“When you’re drowning, you don’t say ‘I would be incredibly pleased if someone would have the foresight to notice me drowning and come and help me,’ you just scream.” – John Lennon
I love working with small businesses. I am a small business. And, admittedly, I’ve been a bit of a cheerleader in my last couple of Thursday posts. You have to be. You have to be the bumblebee – a creature that – apocryphally, can’t fly. And yet it does. Why? The bumblebee doesn’t know it can’t fly.
While the legal work is often engaging, there is another side to making waves in small business.
Hopefully you’ve never encountered someone drowning, but if you have, you know what the person does: Try stop their drowning, even if that means they drown you first.
It’s primal instinct.
The same can be said for the dynamic between owners and employees. You’re bound to have some hard times — could be days or months. The employees who stick with you through those times are the ones who should be rewarded when things are on the upswing.
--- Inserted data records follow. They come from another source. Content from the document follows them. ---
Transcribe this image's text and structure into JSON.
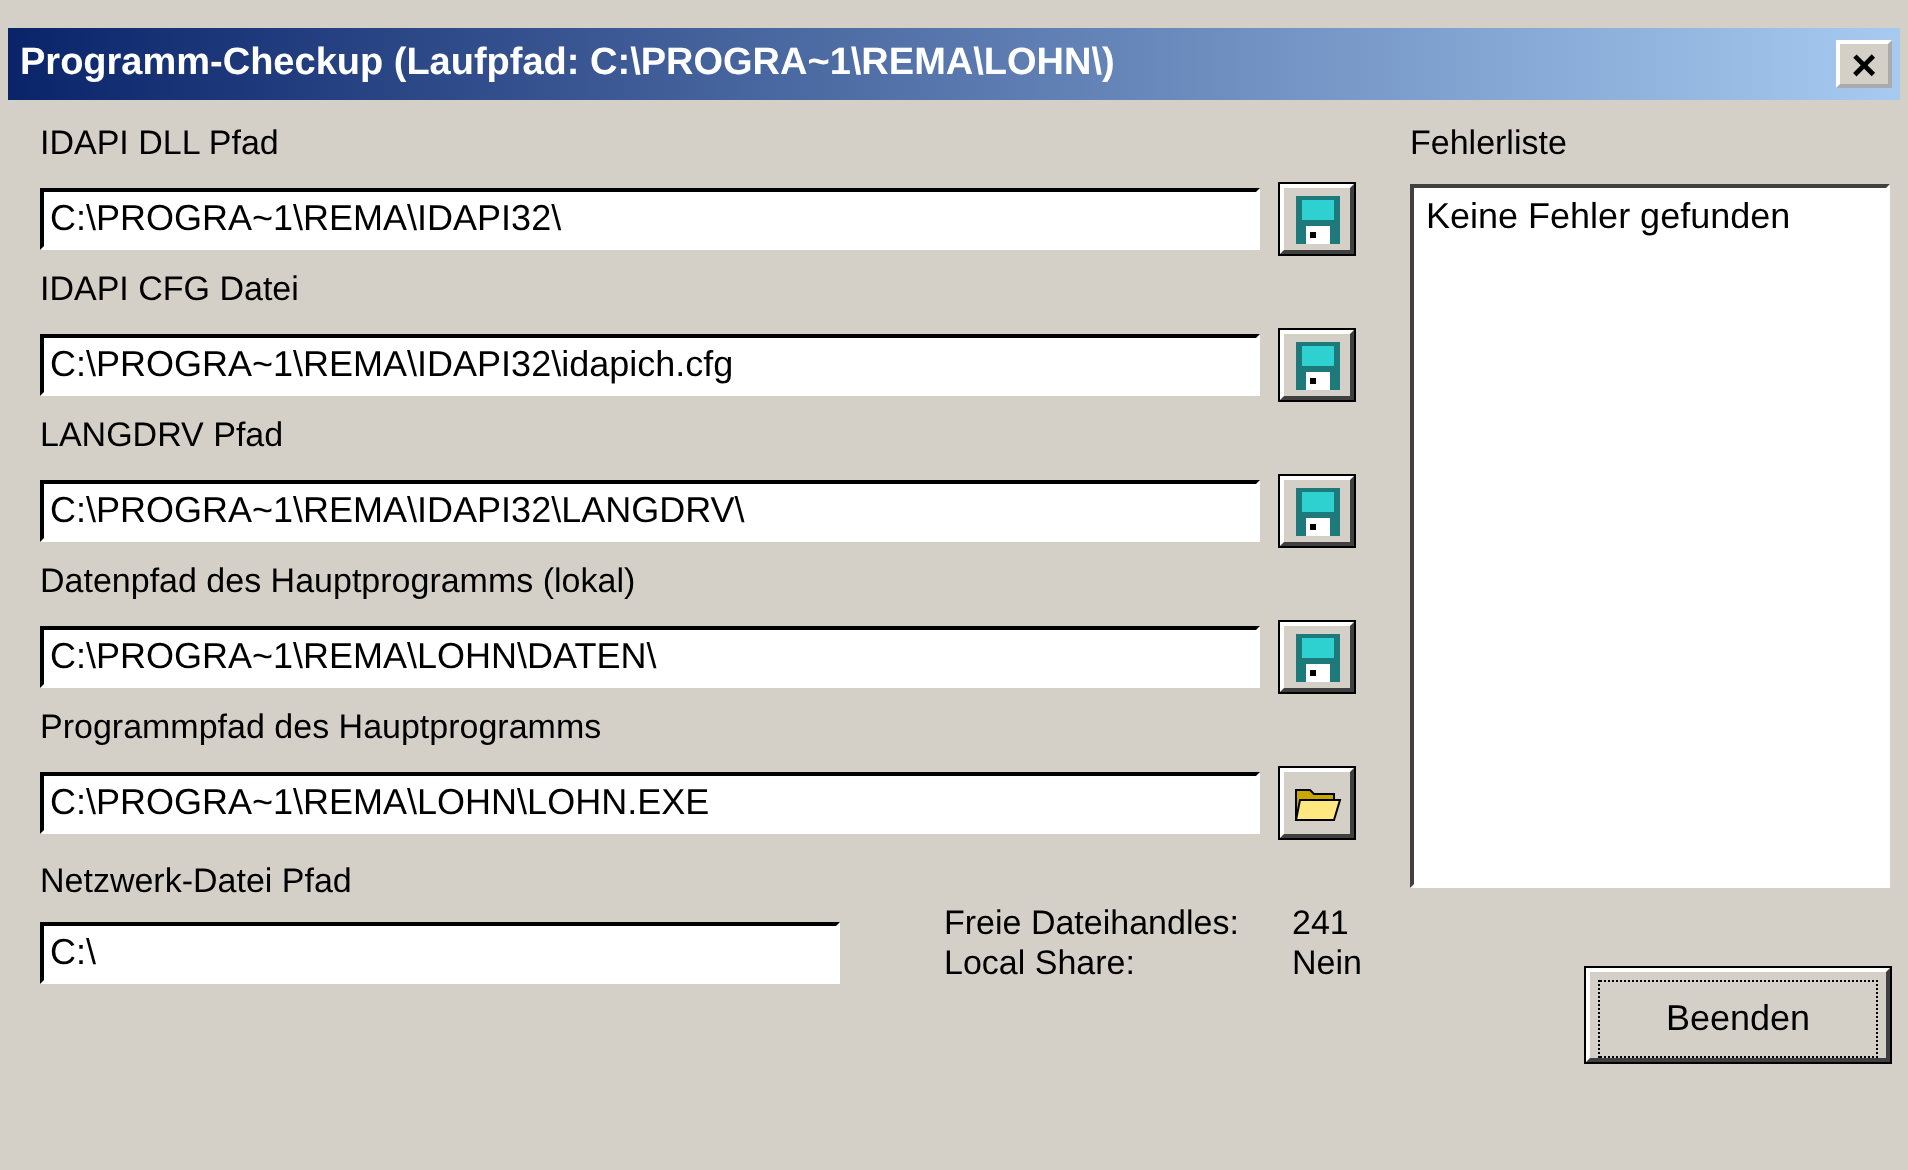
{
  "window": {
    "title": "Programm-Checkup (Laufpfad: C:\\PROGRA~1\\REMA\\LOHN\\)",
    "close": "×"
  },
  "paths": [
    {
      "label": "IDAPI DLL Pfad",
      "value": "C:\\PROGRA~1\\REMA\\IDAPI32\\",
      "kind": "save"
    },
    {
      "label": "IDAPI CFG Datei",
      "value": "C:\\PROGRA~1\\REMA\\IDAPI32\\idapich.cfg",
      "kind": "save"
    },
    {
      "label": "LANGDRV Pfad",
      "value": "C:\\PROGRA~1\\REMA\\IDAPI32\\LANGDRV\\",
      "kind": "save"
    },
    {
      "label": "Datenpfad des Hauptprogramms (lokal)",
      "value": "C:\\PROGRA~1\\REMA\\LOHN\\DATEN\\",
      "kind": "save"
    },
    {
      "label": "Programmpfad des Hauptprogramms",
      "value": "C:\\PROGRA~1\\REMA\\LOHN\\LOHN.EXE",
      "kind": "folder"
    }
  ],
  "network": {
    "label": "Netzwerk-Datei Pfad",
    "value": "C:\\"
  },
  "info": [
    {
      "label": "Freie Dateihandles:",
      "value": "241"
    },
    {
      "label": "Local Share:",
      "value": "Nein"
    }
  ],
  "errors": {
    "label": "Fehlerliste",
    "items": [
      "Keine Fehler gefunden"
    ]
  },
  "buttons": [
    "Beenden"
  ]
}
There are so many reasons why a company experiences hard times — too many to list here. For the sake of this post, let’s assume you are not intentionally running the business in to the ground.
Either because of client demands, looming deadlines, or just slow business, a time will come when everyone will need to take one for the team.
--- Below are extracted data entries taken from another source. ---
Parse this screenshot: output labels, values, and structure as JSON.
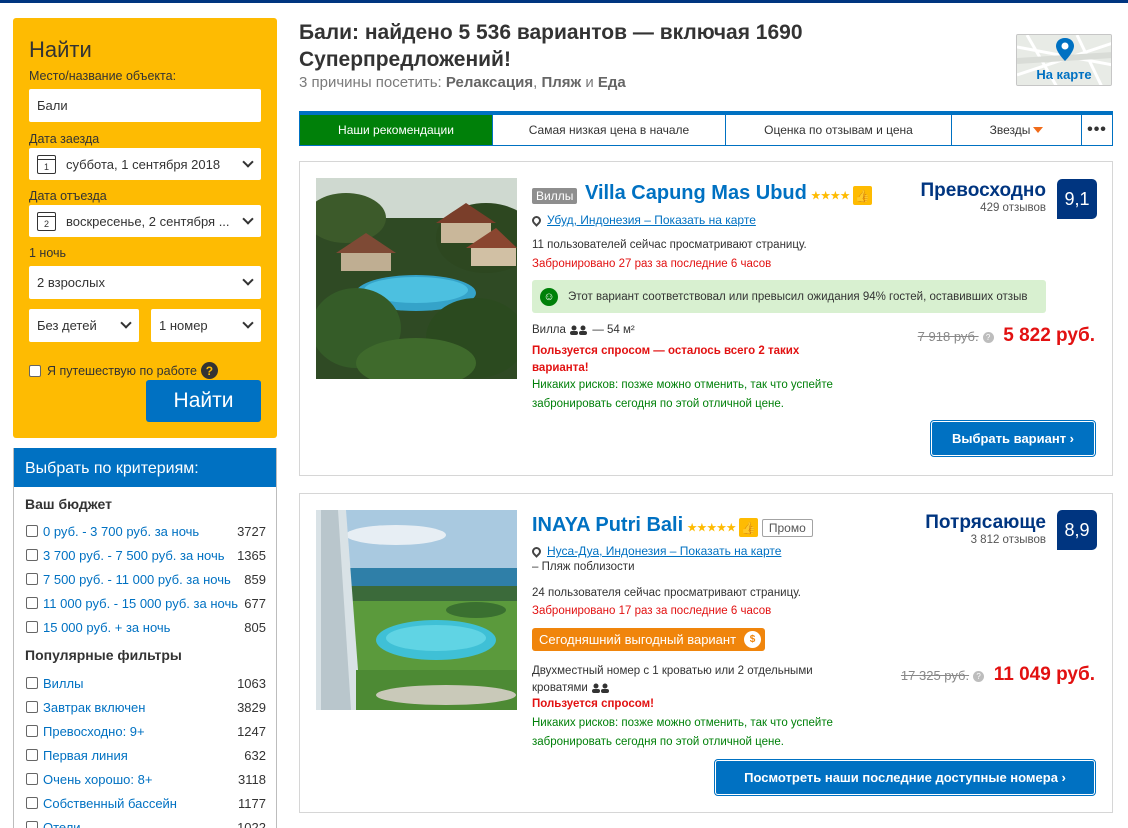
{
  "search": {
    "title": "Найти",
    "destination_label": "Место/название объекта:",
    "destination_value": "Бали",
    "checkin_label": "Дата заезда",
    "checkin_day": "1",
    "checkin_value": "суббота, 1 сентября 2018",
    "checkout_label": "Дата отъезда",
    "checkout_day": "2",
    "checkout_value": "воскресенье, 2 сентября ...",
    "nights": "1 ночь",
    "adults": "2 взрослых",
    "children": "Без детей",
    "rooms": "1 номер",
    "business_label": "Я путешествую по работе",
    "help_glyph": "?",
    "search_button": "Найти"
  },
  "filters": {
    "header": "Выбрать по критериям:",
    "budget_title": "Ваш бюджет",
    "budget": [
      {
        "label": "0 руб. - 3 700 руб. за ночь",
        "count": "3727"
      },
      {
        "label": "3 700 руб. - 7 500 руб. за ночь",
        "count": "1365"
      },
      {
        "label": "7 500 руб. - 11 000 руб. за ночь",
        "count": "859"
      },
      {
        "label": "11 000 руб. - 15 000 руб. за ночь",
        "count": "677"
      },
      {
        "label": "15 000 руб. + за ночь",
        "count": "805"
      }
    ],
    "popular_title": "Популярные фильтры",
    "popular": [
      {
        "label": "Виллы",
        "count": "1063"
      },
      {
        "label": "Завтрак включен",
        "count": "3829"
      },
      {
        "label": "Превосходно: 9+",
        "count": "1247"
      },
      {
        "label": "Первая линия",
        "count": "632"
      },
      {
        "label": "Очень хорошо: 8+",
        "count": "3118"
      },
      {
        "label": "Собственный бассейн",
        "count": "1177"
      },
      {
        "label": "Отели",
        "count": "1022"
      }
    ]
  },
  "header": {
    "title": "Бали: найдено 5 536 вариантов — включая 1690 Суперпредложений!",
    "reasons_prefix": "3 причины посетить:",
    "reason_1": "Релаксация",
    "sep_comma": ",",
    "reason_2": "Пляж",
    "sep_and": "и",
    "reason_3": "Еда",
    "map_button": "На карте"
  },
  "sort_tabs": [
    {
      "label": "Наши рекомендации",
      "active": true
    },
    {
      "label": "Самая низкая цена в начале",
      "active": false
    },
    {
      "label": "Оценка по отзывам и цена",
      "active": false
    },
    {
      "label": "Звезды",
      "active": false
    },
    {
      "label": "•••",
      "active": false
    }
  ],
  "hotels": [
    {
      "type": "Виллы",
      "name": "Villa Capung Mas Ubud",
      "stars": "★★★★",
      "location": "Убуд, Индонезия – Показать на карте",
      "viewers": "11 пользователей сейчас просматривают страницу.",
      "booked": "Забронировано 27 раз за последние 6 часов",
      "expectation": "Этот вариант соответствовал или превысил ожидания 94% гостей, оставивших отзыв",
      "room": "Вилла",
      "room_area": "— 54 м²",
      "demand": "Пользуется спросом — осталось всего 2 таких варианта!",
      "no_risk": "Никаких рисков: позже можно отменить, так что успейте забронировать сегодня по этой отличной цене.",
      "score_word": "Превосходно",
      "reviews": "429 отзывов",
      "score": "9,1",
      "old_price": "7 918 руб.",
      "price": "5 822 руб.",
      "cta": "Выбрать вариант ›"
    },
    {
      "name": "INAYA Putri Bali",
      "stars": "★★★★★",
      "promo": "Промо",
      "location": "Нуса-Дуа, Индонезия – Показать на карте",
      "beach": "– Пляж поблизости",
      "viewers": "24 пользователя сейчас просматривают страницу.",
      "booked": "Забронировано 17 раз за последние 6 часов",
      "deal": "Сегодняшний выгодный вариант",
      "room": "Двухместный номер с 1 кроватью или 2 отдельными кроватями",
      "demand": "Пользуется спросом!",
      "no_risk": "Никаких рисков: позже можно отменить, так что успейте забронировать сегодня по этой отличной цене.",
      "score_word": "Потрясающе",
      "reviews": "3 812 отзывов",
      "score": "8,9",
      "old_price": "17 325 руб.",
      "price": "11 049 руб.",
      "cta": "Посмотреть наши последние доступные номера ›"
    }
  ],
  "colors": {
    "brand_blue": "#003580",
    "link_blue": "#0071c2",
    "search_yellow": "#febb02",
    "active_green": "#008009",
    "price_red": "#e21111"
  }
}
The most important action is to communicate.
It’s so simple, yet often overlooked because everyone may be in the self-preservation zone. And it’s a two-way street: Employees should be open with you if they have a major event concurrent with an important time for the company and you should typically let your people know when you’ll need their extra time and energy.
If it’s tax or filing time, which can be lead up to April 15th for some, and immediately after for others, everyone should already know what’s at stake.
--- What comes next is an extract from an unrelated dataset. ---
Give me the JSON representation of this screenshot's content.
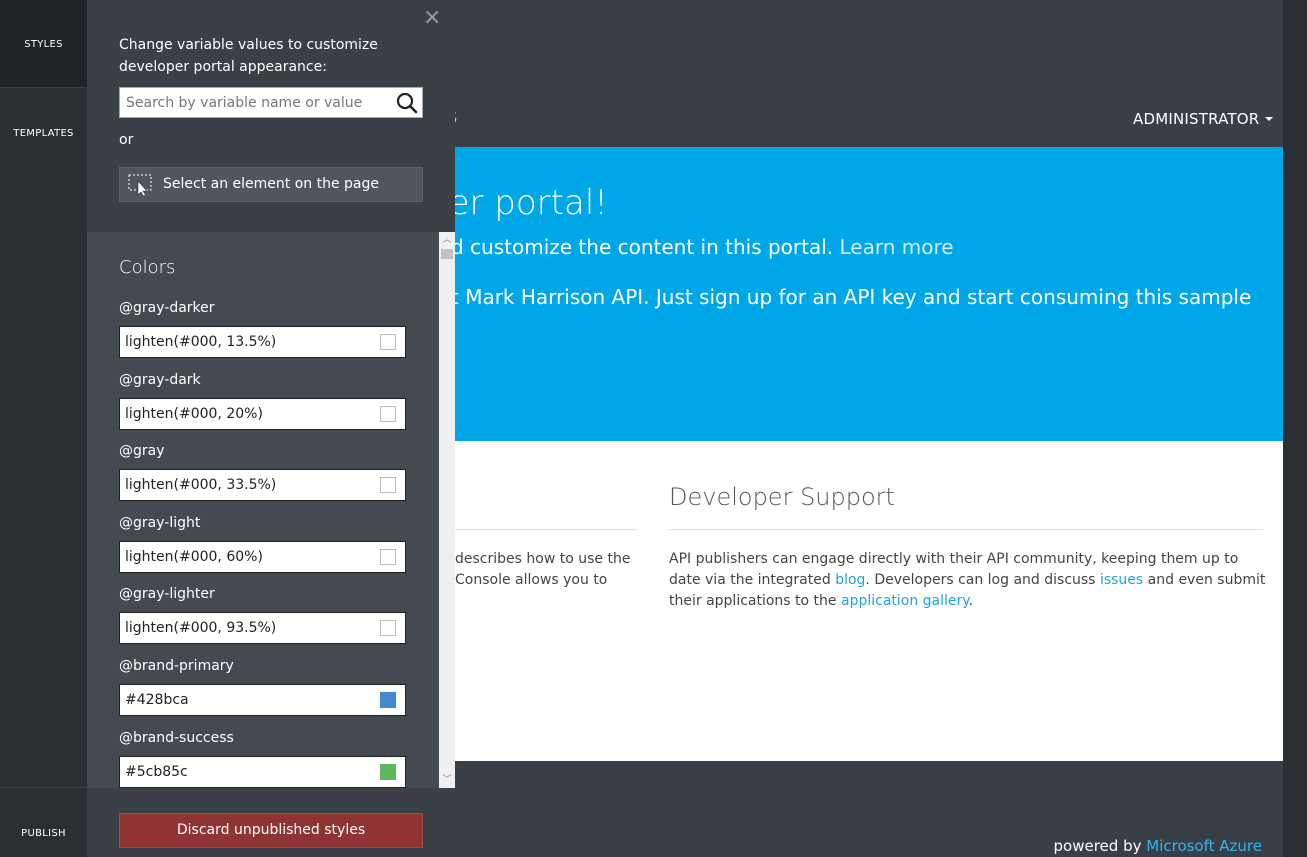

The best method is to ask for hours. Don’t withhold pay and always pay your people before yourself. If you need more time from them, be honest and give them enough notice so they can clear their schedules and get on board with you, as opposed to making it feel like a punishment. They’ll get the time back in extra days off once your head is again above water.
Some employees see this as a cue to start whining. Every business owner deals with it at some point. The second it becomes their claim of “you’re not considering me,” get ready to drop ‘em. I’ll take the ‘B’ student with the ‘A’ attitude and ethic over the ‘A’ student with a sense of entitlement or a feeling of being the world’s most special snowflake.
Being brought down from within is one of the worst ways to go.
If you’re operating within your means, paying on time and setting a manageable level of expectations, your employees should be helping you swim back in to shore rather than trying to squeeze the last bit of blood from the stone.
When the communication is absent, you basically become both the lifeguard and the one thrashing madly about in the ocean.